I picked them for Katie’s window, these first roses from our garden. Love and Peace. That is their name. She turned 24 this weekend and came home to see us. Broken-hearted, I watched her car disappear again down our long gravel drive. I wasn’t ready for her to go. The leaving is so hard on my mother’s heart. I never get over it.
When I walked back into the house, full of tears and grief, I noticed a gleam of pink. The roses were still singing cheer and comfort from the pink vase in the kitchen. I breathed in their soft scent and sat down beside them.
It has been a little while since I got lost in a rose. It was time.
I pull my camera to my eye and study them. Instantly, I smile. I find my balance again, here with the roses. I know the same creator God who crafted these velvet petals has also formed my heart. The more I study them, the more I see Him. I let my cares go and I arrange them this way and that, playing with the flowers, finding joy in their sweetness.

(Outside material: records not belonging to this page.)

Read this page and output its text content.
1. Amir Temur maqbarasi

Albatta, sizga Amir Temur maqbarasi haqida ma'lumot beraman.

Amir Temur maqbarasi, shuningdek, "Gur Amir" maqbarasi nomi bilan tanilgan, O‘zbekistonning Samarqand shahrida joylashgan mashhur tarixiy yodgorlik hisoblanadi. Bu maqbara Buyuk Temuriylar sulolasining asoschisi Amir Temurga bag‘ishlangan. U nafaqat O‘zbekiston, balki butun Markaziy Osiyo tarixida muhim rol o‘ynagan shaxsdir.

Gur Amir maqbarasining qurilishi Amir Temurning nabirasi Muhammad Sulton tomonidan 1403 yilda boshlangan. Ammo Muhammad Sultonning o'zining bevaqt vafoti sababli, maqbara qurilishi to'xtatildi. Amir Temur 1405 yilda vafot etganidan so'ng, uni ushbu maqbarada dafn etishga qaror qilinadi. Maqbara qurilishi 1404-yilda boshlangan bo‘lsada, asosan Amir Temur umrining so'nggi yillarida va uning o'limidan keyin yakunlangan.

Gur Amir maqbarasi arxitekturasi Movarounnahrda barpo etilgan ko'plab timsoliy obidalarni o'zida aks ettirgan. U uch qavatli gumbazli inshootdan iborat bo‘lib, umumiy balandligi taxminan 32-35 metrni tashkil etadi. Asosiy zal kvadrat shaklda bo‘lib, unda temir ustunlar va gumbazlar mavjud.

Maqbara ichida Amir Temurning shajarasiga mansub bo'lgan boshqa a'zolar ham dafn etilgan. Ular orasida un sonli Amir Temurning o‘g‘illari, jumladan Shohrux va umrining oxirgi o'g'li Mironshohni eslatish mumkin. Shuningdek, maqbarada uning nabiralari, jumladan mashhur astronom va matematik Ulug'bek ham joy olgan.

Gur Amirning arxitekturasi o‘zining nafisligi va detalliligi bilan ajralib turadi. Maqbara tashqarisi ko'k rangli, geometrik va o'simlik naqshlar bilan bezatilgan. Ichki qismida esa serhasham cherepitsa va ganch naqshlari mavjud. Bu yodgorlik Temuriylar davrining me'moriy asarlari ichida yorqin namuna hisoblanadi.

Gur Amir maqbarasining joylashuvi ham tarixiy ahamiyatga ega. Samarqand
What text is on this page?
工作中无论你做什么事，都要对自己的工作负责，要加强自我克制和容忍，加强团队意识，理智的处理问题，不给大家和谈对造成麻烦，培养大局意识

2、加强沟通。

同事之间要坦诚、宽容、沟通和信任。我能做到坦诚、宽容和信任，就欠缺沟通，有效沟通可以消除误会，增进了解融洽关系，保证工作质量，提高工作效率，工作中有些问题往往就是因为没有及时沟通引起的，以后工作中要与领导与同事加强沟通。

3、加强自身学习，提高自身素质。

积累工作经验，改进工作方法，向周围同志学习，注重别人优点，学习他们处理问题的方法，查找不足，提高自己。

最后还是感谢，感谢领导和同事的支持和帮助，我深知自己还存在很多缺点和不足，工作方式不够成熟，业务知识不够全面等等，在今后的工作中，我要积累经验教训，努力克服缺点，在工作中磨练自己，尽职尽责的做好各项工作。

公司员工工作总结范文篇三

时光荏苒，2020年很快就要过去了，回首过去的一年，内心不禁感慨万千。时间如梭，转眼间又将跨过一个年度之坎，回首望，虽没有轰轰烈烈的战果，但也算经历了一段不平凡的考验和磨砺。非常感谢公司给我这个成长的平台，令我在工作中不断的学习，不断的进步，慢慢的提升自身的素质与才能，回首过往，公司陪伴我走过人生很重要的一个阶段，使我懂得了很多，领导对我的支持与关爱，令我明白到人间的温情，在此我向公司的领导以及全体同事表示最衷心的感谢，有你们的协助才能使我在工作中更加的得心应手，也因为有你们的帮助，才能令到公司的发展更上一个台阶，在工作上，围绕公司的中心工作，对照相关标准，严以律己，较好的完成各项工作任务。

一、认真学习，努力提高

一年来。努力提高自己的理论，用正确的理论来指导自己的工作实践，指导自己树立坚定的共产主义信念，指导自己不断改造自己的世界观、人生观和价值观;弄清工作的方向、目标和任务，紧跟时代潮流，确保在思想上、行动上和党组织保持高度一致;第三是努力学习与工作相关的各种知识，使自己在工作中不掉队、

I think I was born to get lost in the roses. I am grateful that my Father sees and loves me so extravagantly. In meandering through the soft folds of a rose, I found my way back to peace. I found God.
9 Comments
Mary, those roses are perfect, so beautiful. Yes, saying goodbye is never fun. That is why I moved to GA.
Totally lost in their beauty…thank you, thank you for sharing!
You are so welcome, Nancy. So nice to see you here today!
Just beautiful visually and verbally…thanks as always for sharing your unraveling of the heart God gave you. So inspiring.
Such beautiful roses, beautifully photographed. I am sorry for your heartbreak, motherhood is bittersweet indeed. How wonderful though that your daughter came home to celebrate her birthday with family. Many blessings for her year to come.
Thank you, Sarah. I always love it when you stop by.
Ours turned 24 today too. So glad you had your daughter home. Even though for a brief visit. The roses are beautiful. I’ve killed so many. I have a few knockouts that are surviving. I wish they were fragrant like your peace roses.
Anna, happy birthday to your daughter as well! Roses are easy to kill, unfortunately. Mine are always stunning in the beginning of the season, until the Japanese Beetles show up. I am enjoying them while I can.